Long Exposure | Compensating Overexposure

Long exposure shots are creative ways of capturing moving subjects or scenery and creating on-purpose-blur while keeping various aspects of the image in perfect focus. I’m sure you’ve seen those creative images of a city scene taken from above at night and the car lights are converted into long streaks of colour along an otherwise perfectly focused road, or those stunning images of the ocean flowing over rocks and the water turns from sharp splashes to an almost surreal mist – well those are long exposure shots.
Long exposure images are a result of telling your camera to keep its “recording eye” open for a longer period of time and capture everything it sees in that longer period of time, so instead of capturing one split second of time onto your image, you are capturing a few seconds, or longer, onto one image.
When I first started playing with long exposure shots, my biggest hurdle was over-exposure.
There are two ways to combat over exposure (after your settings are as good as they are going to get) and I will chat about both of them in a moment, first let’s look at basic settings for long exposure photography.
Your key goal is to let as little light as possible into the shutter, but keep it open for a longer length of time, obviously the longer the shutter is open, the more light will flow into it.
Set your aperture (F-stop) to the higher range (F29) as this keeps the lens as closed as possible, blocking as much light as it can (a small window lets in less light than a big window)
Set your ISO to its lowest setting (ISO 100) which also tells the camera to take in as little light as possible.
Until you have the hang of it, keep your white balance on Auto, once you have played around a bit and taken some successful shots, you can experiment with white balance settings.
These settings are your basic ways of keeping light out of your shutter for as long as possible.
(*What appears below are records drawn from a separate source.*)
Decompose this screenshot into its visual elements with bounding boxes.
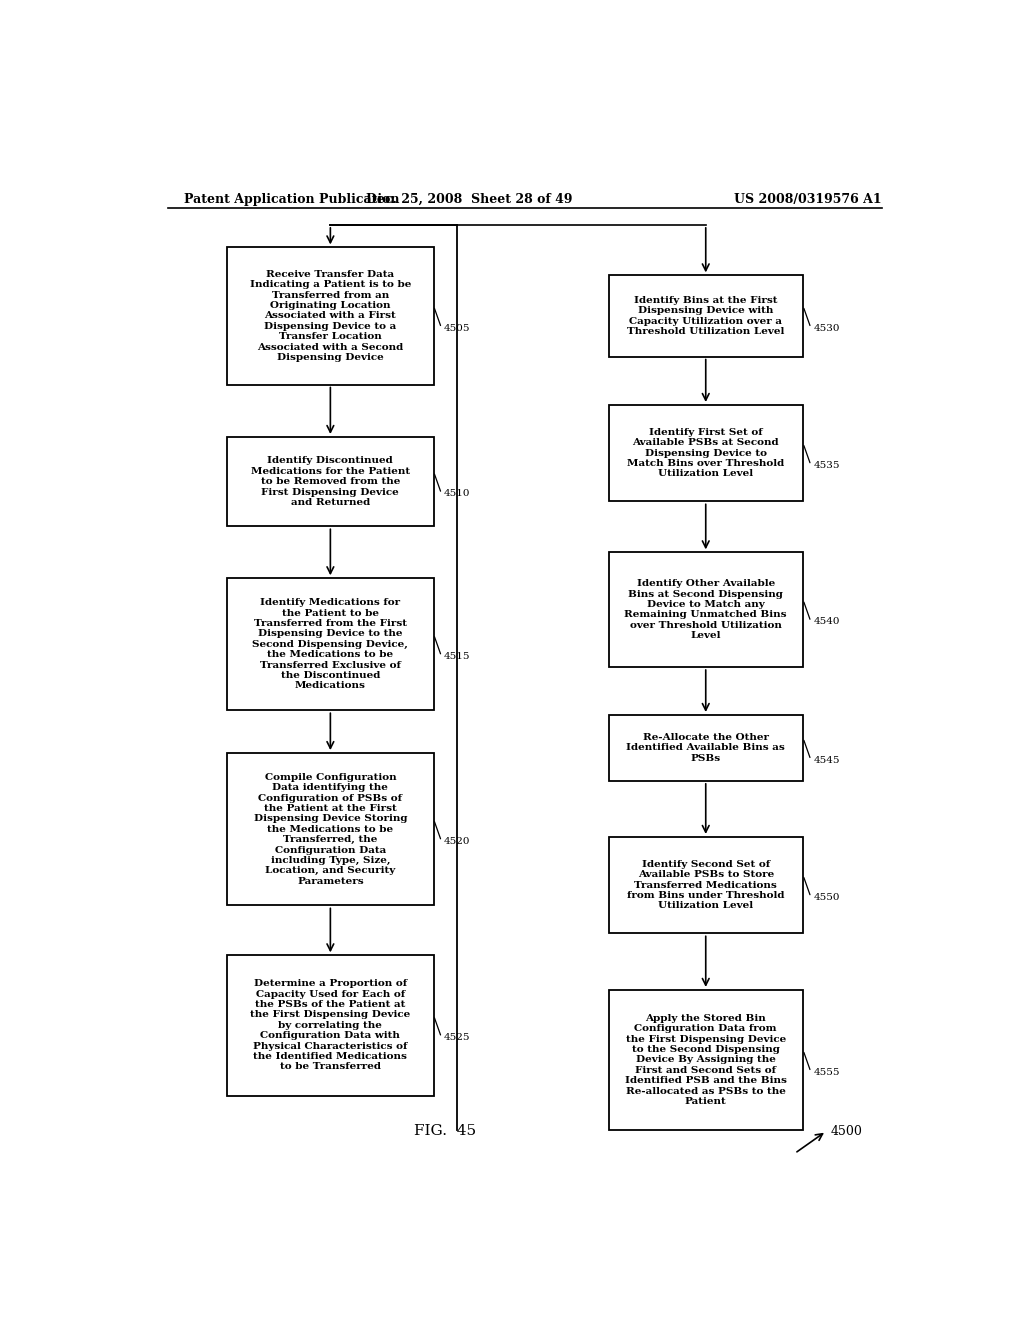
Text: Receive Transfer Data
Indicating a Patient is to be
Transferred from an
Originat: Receive Transfer Data Indicating a Patie…	[250, 269, 411, 362]
Text: Dec. 25, 2008  Sheet 28 of 49: Dec. 25, 2008 Sheet 28 of 49	[366, 193, 572, 206]
Text: 4535: 4535	[813, 461, 840, 470]
Text: Identify Bins at the First
Dispensing Device with
Capacity Utilization over a
Th: Identify Bins at the First Dispensing De…	[627, 296, 784, 337]
Text: Patent Application Publication: Patent Application Publication	[183, 193, 399, 206]
Text: US 2008/0319576 A1: US 2008/0319576 A1	[734, 193, 882, 206]
Text: 4510: 4510	[443, 490, 470, 499]
Text: Re-Allocate the Other
Identified Available Bins as
PSBs: Re-Allocate the Other Identified Availab…	[627, 733, 785, 763]
Text: Apply the Stored Bin
Configuration Data from
the First Dispensing Device
to the : Apply the Stored Bin Configuration Data …	[625, 1014, 786, 1106]
Text: Identify Discontinued
Medications for the Patient
to be Removed from the
First D: Identify Discontinued Medications for th…	[251, 457, 410, 507]
Bar	[608, 837, 803, 933]
Text: 4540: 4540	[813, 618, 840, 627]
Text: Identify First Set of
Available PSBs at Second
Dispensing Device to
Match Bins o: Identify First Set of Available PSBs at …	[627, 428, 784, 478]
Bar	[608, 715, 803, 781]
Bar	[608, 990, 803, 1130]
Text: Identify Other Available
Bins at Second Dispensing
Device to Match any
Remaining: Identify Other Available Bins at Second …	[625, 579, 787, 640]
Text: 4550: 4550	[813, 892, 840, 902]
Text: 4500: 4500	[830, 1125, 862, 1138]
Text: Determine a Proportion of
Capacity Used for Each of
the PSBs of the Patient at
t: Determine a Proportion of Capacity Used …	[250, 979, 411, 1072]
Text: Identify Medications for
the Patient to be
Transferred from the First
Dispensing: Identify Medications for the Patient to …	[253, 598, 409, 690]
Text: Compile Configuration
Data identifying the
Configuration of PSBs of
the Patient : Compile Configuration Data identifying t…	[254, 772, 408, 886]
Text: Identify Second Set of
Available PSBs to Store
Transferred Medications
from Bins: Identify Second Set of Available PSBs to…	[627, 859, 784, 911]
Bar	[227, 247, 433, 384]
Bar	[227, 752, 433, 906]
Bar	[608, 552, 803, 667]
Text: 4515: 4515	[443, 652, 470, 661]
Text: FIG.  45: FIG. 45	[415, 1125, 476, 1138]
Text: 4555: 4555	[813, 1068, 840, 1077]
Bar	[608, 405, 803, 502]
Text: 4525: 4525	[443, 1034, 470, 1041]
Text: 4545: 4545	[813, 755, 840, 764]
Text: 4505: 4505	[443, 323, 470, 333]
Bar	[227, 437, 433, 527]
Bar	[227, 578, 433, 710]
Text: 4520: 4520	[443, 837, 470, 846]
Text: 4530: 4530	[813, 323, 840, 333]
Bar	[227, 956, 433, 1096]
Bar	[608, 276, 803, 356]
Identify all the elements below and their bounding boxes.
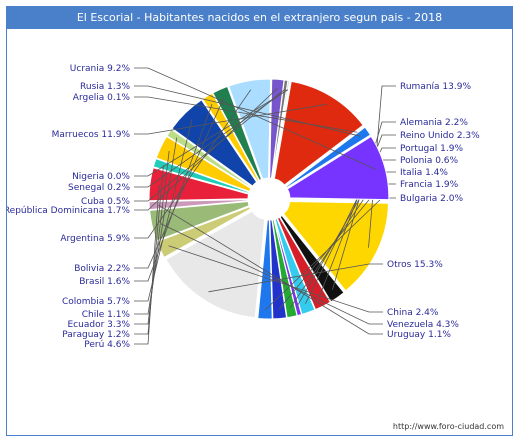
slice-label-colombia: Colombia 5.7% (62, 297, 130, 307)
slice-label-portugal: Portugal 1.9% (400, 144, 463, 154)
leader-line-portugal (305, 147, 396, 304)
slice-label-argelia: Argelia 0.1% (73, 93, 131, 103)
pie-slice-ucrania (286, 135, 390, 201)
chart-title: El Escorial - Habitantes nacidos en el e… (7, 7, 512, 29)
slice-label-nigeria: Nigeria 0.0% (72, 172, 130, 182)
slice-label-argentina: Argentina 5.9% (60, 234, 130, 244)
leader-line-otros (208, 263, 383, 293)
leader-line-cuba (134, 89, 286, 202)
slice-label-senegal: Senegal 0.2% (68, 183, 130, 193)
leader-line-alemania (331, 121, 396, 290)
leader-line-brasil (134, 103, 213, 282)
pie-slice-alemania (279, 214, 345, 303)
slice-label-republica-dominicana: República Dominicana 1.7% (7, 206, 130, 216)
pie-slice-otros (165, 210, 266, 319)
slice-label-bolivia: Bolivia 2.2% (74, 264, 130, 274)
leader-line-china (168, 245, 383, 313)
slice-label-ucrania: Ucrania 9.2% (70, 64, 131, 74)
pie-slice-francia (269, 219, 288, 320)
leader-line-senegal (134, 89, 288, 188)
slice-label-peru: Perú 4.6% (84, 340, 130, 350)
slice-label-rumania: Rumanía 13.9% (400, 82, 471, 92)
slice-label-venezuela: Venezuela 4.3% (387, 320, 459, 330)
pie-slice-brasil (201, 92, 260, 183)
leader-line-colombia (134, 119, 193, 302)
slice-label-china: China 2.4% (387, 308, 439, 318)
slice-label-chile: Chile 1.1% (82, 310, 131, 320)
leader-line-chile (134, 137, 178, 315)
slice-label-ecuador: Ecuador 3.3% (68, 320, 131, 330)
slice-label-paraguay: Paraguay 1.2% (62, 330, 130, 340)
slice-label-uruguay: Uruguay 1.1% (387, 330, 451, 340)
chart-frame: El Escorial - Habitantes nacidos en el e… (6, 6, 513, 436)
slice-label-otros: Otros 15.3% (387, 260, 443, 270)
leader-line-bolivia (134, 97, 225, 269)
slice-label-marruecos: Marruecos 11.9% (52, 130, 131, 140)
leader-line-peru (134, 185, 160, 345)
slice-label-brasil: Brasil 1.6% (79, 277, 130, 287)
leader-line-ecuador (134, 150, 170, 325)
leader-line-paraguay (134, 165, 164, 335)
slice-label-francia: Francia 1.9% (400, 180, 459, 190)
leader-line-republica-dominicana (134, 88, 278, 211)
leader-line-venezuela (160, 223, 383, 325)
slice-label-rusia: Rusia 1.3% (80, 82, 130, 92)
slice-label-italia: Italia 1.4% (400, 168, 448, 178)
pie-slice-paraguay (152, 157, 250, 194)
leader-line-rusia (134, 85, 361, 137)
slice-label-bulgaria: Bulgaria 2.0% (400, 194, 463, 204)
pie-slice-marruecos (273, 80, 364, 186)
pie-slice-china (156, 206, 252, 259)
pie-slice-rusia (285, 126, 372, 189)
leader-line-argelia (134, 96, 358, 133)
footer-url[interactable]: http://www.foro-ciudad.com (392, 422, 504, 431)
pie-slice-senegal (271, 79, 291, 179)
leader-line-ucrania (134, 67, 376, 170)
pie-slice-reino-unido (276, 216, 332, 311)
pie-slice-chile (166, 128, 253, 189)
slice-label-cuba: Cuba 0.5% (81, 197, 130, 207)
pie-slice-rumania (282, 200, 389, 292)
pie-slice-italia (271, 218, 298, 319)
slice-label-alemania: Alemania 2.2% (400, 118, 468, 128)
slice-label-reino-unido: Reino Unido 2.3% (400, 131, 480, 141)
pie-slice-ecuador (155, 135, 252, 193)
pie-slice-bulgaria (257, 219, 273, 320)
slice-label-polonia: Polonia 0.6% (400, 156, 459, 166)
pie-chart: Rumanía 13.9% Alemania 2.2% Reino Unido 2.… (7, 64, 480, 350)
leader-line-uruguay (158, 204, 383, 335)
leader-line-reino-unido (318, 134, 396, 299)
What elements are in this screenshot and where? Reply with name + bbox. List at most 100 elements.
If you are taking photos with your ISO and Aperture checked and you are still getting an overexposed image, then it is just too bright outside and you need to take other steps to allow you to play with long exposure shots.
Your first option, which isn’t always helpful, is to wait until later in the day when the sun starts to set and the lighting is a bit more gentle (either that or wake up very early to take your pictures before the sun rises and lighting becomes too harsh) You can also wait for a cloudy day! The perfect time to go and play with your shutter speed is an overcast day with muted lighting conditions.
Of course we don’t always want to wait, sometimes we need to take the photo then and there. If this is the case, then the second option and the solution to your problem is an ND filter. A Neutral Density Filter. This filter will act in the same way sunglasses act and will block a certain amount of light from being allowed into the open shutter. ND filters come in different strength; 1-stop, 2-stops, 3-stops, each blocking a certain amount of F-stops of light, therefore allowing your camera to have a longer shutter speed even in brighter conditions.
IMPORTANT: Don’t forget to use a tripod, or set your camera up somewhere steady (don’t bother trying to hand-hold a long exposure shot). It is also best to use a remote control to trigger the camera to avoid the little bit of movement during pressing the button. If you don’t have a remote control, use the self-timer setting to ensure the camera is absolutely motionless during the whole capture process.